Miami-Dade State Attorney Katherine Fernandez Rundle said in a news conference, according to the AP, that both men have been charged with kidnapping and battery. Orfila was additionally charged with official misconduct.

Fernandez Rundle said that the officers were called out to a shopping center on Dec. 17 about a homeless man who was frequenting the area, according to the AP. Orfila and Otano reportedly handcuffed the man, put him in a police vehicle, and allegedly drove him to a remote location a few miles away.

The officers allegedly beat the man and threw him to the ground, according to the AP.
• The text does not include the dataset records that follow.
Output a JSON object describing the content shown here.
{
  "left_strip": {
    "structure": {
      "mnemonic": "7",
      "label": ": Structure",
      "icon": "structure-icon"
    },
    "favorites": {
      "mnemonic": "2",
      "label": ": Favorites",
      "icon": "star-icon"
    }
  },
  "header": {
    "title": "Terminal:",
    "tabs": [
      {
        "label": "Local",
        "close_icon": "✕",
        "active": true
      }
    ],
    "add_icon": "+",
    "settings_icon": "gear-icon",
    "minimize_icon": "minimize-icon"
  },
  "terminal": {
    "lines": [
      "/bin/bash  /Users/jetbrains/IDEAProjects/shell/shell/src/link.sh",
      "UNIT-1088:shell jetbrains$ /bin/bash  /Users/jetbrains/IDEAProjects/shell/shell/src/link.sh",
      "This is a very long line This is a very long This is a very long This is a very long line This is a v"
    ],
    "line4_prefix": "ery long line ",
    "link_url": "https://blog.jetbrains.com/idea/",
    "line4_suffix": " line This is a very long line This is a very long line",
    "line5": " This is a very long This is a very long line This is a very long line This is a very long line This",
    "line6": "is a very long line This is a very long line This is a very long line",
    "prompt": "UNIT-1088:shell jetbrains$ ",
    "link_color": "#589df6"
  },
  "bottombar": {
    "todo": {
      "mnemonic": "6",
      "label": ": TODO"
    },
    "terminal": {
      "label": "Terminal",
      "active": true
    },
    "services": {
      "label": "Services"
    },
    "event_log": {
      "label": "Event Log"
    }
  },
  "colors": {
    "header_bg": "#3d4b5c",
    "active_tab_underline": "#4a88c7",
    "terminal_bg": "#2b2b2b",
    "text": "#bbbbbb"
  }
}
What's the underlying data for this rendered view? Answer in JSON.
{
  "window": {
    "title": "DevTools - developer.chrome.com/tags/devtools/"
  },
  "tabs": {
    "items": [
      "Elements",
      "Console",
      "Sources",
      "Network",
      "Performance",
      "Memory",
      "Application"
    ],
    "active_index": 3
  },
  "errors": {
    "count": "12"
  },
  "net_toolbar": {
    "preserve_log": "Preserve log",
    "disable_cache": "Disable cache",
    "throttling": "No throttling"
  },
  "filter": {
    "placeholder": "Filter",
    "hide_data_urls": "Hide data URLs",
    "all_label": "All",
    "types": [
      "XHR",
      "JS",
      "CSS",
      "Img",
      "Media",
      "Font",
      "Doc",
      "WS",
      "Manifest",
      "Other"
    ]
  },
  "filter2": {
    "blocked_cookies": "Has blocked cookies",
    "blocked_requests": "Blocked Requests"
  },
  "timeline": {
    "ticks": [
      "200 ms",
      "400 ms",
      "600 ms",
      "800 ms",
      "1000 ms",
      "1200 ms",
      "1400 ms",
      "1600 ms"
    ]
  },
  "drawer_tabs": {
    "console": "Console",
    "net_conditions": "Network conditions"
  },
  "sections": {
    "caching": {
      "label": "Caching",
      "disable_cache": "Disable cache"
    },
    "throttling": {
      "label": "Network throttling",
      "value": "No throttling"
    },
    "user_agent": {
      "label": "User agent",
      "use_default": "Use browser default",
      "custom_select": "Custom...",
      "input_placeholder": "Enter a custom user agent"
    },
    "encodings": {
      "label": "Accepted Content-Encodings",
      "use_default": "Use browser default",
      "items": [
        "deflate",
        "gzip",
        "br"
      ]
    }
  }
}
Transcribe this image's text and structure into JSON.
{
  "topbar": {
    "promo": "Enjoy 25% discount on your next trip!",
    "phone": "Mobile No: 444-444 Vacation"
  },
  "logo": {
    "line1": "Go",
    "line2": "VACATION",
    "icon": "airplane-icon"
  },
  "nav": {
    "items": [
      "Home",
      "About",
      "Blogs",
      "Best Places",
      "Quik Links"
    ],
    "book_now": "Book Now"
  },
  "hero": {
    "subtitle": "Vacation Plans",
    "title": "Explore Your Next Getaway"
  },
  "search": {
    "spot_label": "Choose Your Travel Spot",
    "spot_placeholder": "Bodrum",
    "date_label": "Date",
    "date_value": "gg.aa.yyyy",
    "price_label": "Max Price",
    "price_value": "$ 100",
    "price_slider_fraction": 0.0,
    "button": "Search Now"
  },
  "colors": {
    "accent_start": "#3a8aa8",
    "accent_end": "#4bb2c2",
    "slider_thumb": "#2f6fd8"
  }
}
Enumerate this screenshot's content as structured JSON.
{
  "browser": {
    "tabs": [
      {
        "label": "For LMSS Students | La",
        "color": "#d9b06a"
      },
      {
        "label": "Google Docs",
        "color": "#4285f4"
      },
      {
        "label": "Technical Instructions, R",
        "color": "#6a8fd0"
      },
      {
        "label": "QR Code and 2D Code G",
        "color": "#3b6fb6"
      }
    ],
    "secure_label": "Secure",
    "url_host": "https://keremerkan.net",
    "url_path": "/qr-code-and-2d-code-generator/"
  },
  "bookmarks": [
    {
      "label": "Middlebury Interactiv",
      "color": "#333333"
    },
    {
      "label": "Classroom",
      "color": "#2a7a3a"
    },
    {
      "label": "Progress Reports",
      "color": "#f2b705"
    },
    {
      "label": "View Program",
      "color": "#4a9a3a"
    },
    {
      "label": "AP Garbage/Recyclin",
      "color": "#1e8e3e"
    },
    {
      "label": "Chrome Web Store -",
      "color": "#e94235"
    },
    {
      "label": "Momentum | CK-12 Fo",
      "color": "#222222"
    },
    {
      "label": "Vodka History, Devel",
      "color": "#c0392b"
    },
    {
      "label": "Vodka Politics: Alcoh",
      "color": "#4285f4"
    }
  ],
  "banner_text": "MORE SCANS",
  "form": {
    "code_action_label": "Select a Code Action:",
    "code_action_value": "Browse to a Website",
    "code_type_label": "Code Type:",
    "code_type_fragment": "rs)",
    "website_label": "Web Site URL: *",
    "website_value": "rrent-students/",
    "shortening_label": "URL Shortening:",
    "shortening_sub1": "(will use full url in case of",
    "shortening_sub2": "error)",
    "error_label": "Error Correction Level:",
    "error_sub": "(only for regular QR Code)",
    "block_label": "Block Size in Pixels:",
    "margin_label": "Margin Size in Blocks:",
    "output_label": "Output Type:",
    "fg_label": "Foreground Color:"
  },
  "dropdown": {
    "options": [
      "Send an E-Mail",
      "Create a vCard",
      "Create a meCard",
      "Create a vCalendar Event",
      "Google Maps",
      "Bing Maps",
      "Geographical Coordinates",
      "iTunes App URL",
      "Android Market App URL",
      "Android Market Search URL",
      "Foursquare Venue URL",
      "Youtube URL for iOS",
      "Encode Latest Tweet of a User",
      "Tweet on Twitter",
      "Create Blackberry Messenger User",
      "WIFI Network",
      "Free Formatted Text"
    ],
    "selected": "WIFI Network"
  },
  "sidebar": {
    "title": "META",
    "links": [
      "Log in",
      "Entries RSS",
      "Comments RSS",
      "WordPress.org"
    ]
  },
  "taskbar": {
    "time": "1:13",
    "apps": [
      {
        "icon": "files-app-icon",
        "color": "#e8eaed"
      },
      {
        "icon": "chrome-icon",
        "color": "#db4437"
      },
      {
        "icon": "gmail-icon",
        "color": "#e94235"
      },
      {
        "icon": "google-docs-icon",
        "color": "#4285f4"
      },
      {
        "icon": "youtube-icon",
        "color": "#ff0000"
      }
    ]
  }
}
The New York Times reported that Fernandez Rundle said surveillance video that was taken from the shopping center showed no reason why the man was taken into custody.

The homeless man was identified as Jose Ortega Gutierrez, 50, according to the newspaper.

Gutierrez reportedly lost consciousness during the beating, according to the Times. An off-duty Hialeah police officer walking his dog spotted him as he regained consciousness and called 911.

Gutierrez reportedly told the officer that two officers had been him, Fernandez Rundle said. He was taken to the hospital where he received treatment for his injuries.

Twelve days after the investigation, investigators reportedly learned that a civilian approached Gutierrez and allegedly offered him $1,200 to recant his original statement to police. According to Fernandez Rundle, he reportedly took the money but then told investigators that his original statement was accurate, according to the AP.

A third man, Ali Amin Saleh, 45, was additionally charged with witness tampering for trying to “cover up” what the officers did, according to the Times.

No further information has been released.